Он не мог произнести ни слова. Он долго не мог отвечать на вопросы товарищей на квартире, куда они приехали. Как объяснишь, что он чувствовал? Он готовил себя вложить все силы в удар, но осознавал, что сил нет, нож тяжел и чужд руке, ноги не держат и проседают под тяжестью его большого тела. И неожиданно, сомнамбулически легко вошел кинжал в живот старика под пуговицей кителя, ведя за собой руку.
Долго не решался Сергей Кравчинский пойти на такое дело; и только когда дал себя убедить, что акт революционного мщения необходим и товарищи в тюрьмах взывают, погасил в себе сомнения и отважился на убийство. Утром 4 августа он стал в глазах товарищей героем. Террористическое крыло в партии стало одолевать. Бух, присутствовавший на всех совещаниях, констатировал, что «организация после убийства Мезенцева заняла исключительное положение в русском социал-революционном движении».

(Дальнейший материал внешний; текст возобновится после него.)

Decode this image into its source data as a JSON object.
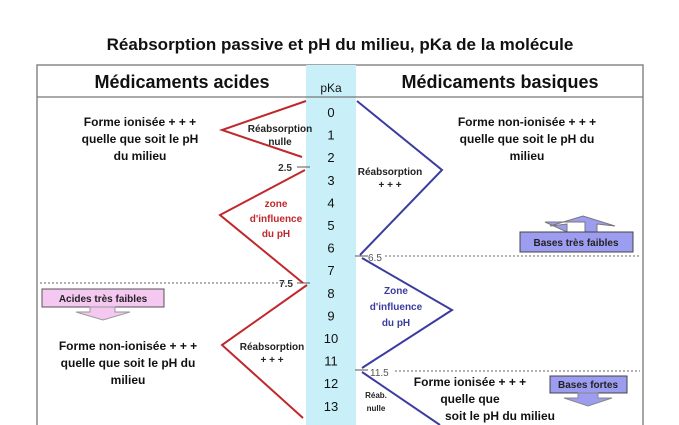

И организация заявила, что никто, кроме нее, не имеет больше права на печатню. Один из руководителей ее, Клеменц, возражавший, кстати, против цареубийства и настаивавший на резкой пропаганде и запугивании чиновников, бросил летучую фразу: «
К тому времени замечено было, что за квартирой слежка; быть может, жильцы ошибались, это был только предлог. По заранее обдуманному плану Черный внезапно подогнал возы, бегом погрузили вещи, обоз долго плутал по улицам, пока не остановился у дома в Саперном переулке. Там была приготовлена новая конспиративная квартира.

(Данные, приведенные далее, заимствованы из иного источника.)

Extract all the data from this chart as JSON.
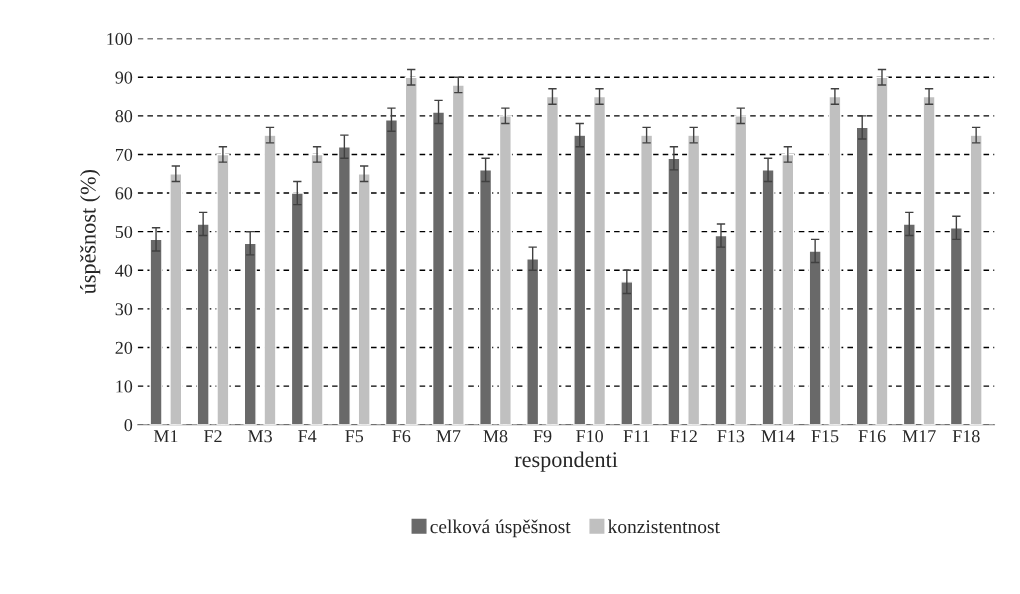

(Трагические события, разыгравшиеся здесь и получившие широкую общественную огласку, описаны Н. Бухом в очерке «Первая типография «Народной воли» и в воспоминаниях С. А. Ивановой-Борейшо. Последняя играла роль хозяйки дома, жены Лысенко. Любопытно, что и ее в Птахе поразила та же черта, что жалостливо подмечена была Людмилой Васильевной: «Когда до нас доходило известие об аресте кого-нибудь из близких людей… он не находил себе места… Запирался в кухню… начинал какую-нибудь хозяйственную суету, столь нелюбимую им в обычное время: чистил самовар или мыл шваброй пол, отчаянно размазывая по углам грязь».)
«Началу» — конец.
На Кирочной это событие встречено было с некоторой растерянностью. «Они уехали, — писала впоследствии Людмила Васильевна, — а мы еще некоторое время жили в этой квартире, приискивая другую, поменьше, да и для виду заботясь о выведении и истреблении пятен от типографской краски. Помню смешанное чувство во мне — сильно было жаль уехавших, и какое-то чувство облегчения испытывали мы после их отъезда, а особенно когда узнали о благополучном их переезде». Все произошло слишком быстро; надо было привыкнуть не прислушиваться к шагам на лестнице и к работе в дальних комнатах. «После отъезда наших жильцов я для занятий переселилась в их комнаты, а кабинет занял Николай, Николаевич Дерюгин. Это был самый близкий и неизменный друг Евграфа Степановича, человек необыкновенный, с громадной силой воли— из бесшабашного кутилы офицера-драгуна усиленным трудом превратившийся в очень образованного, усидчивого, серьезного человека».
Дерюгин учился в институте путей сообщения; его поселение в семье Панютиных имело причиною не одну дружбу с Евграфом; он полюбил сестру Людмилы — Эмилию; вскоре они поженились. (Как видно, он решил подражать своему другу не в одном только стремлении расстаться с армией и учиться.) Наконец, пришло чувство полной независимости. «Итак, мы освобождены от этой жути, и наши нервы не натянуты, как струны, готовые лопнуть. Мы свободны, как птицы, от этой вечной конспирации. Как хорошо!» — восторгалась Людочка, несколько, правда, преувеличивая размеры обретенной свободы.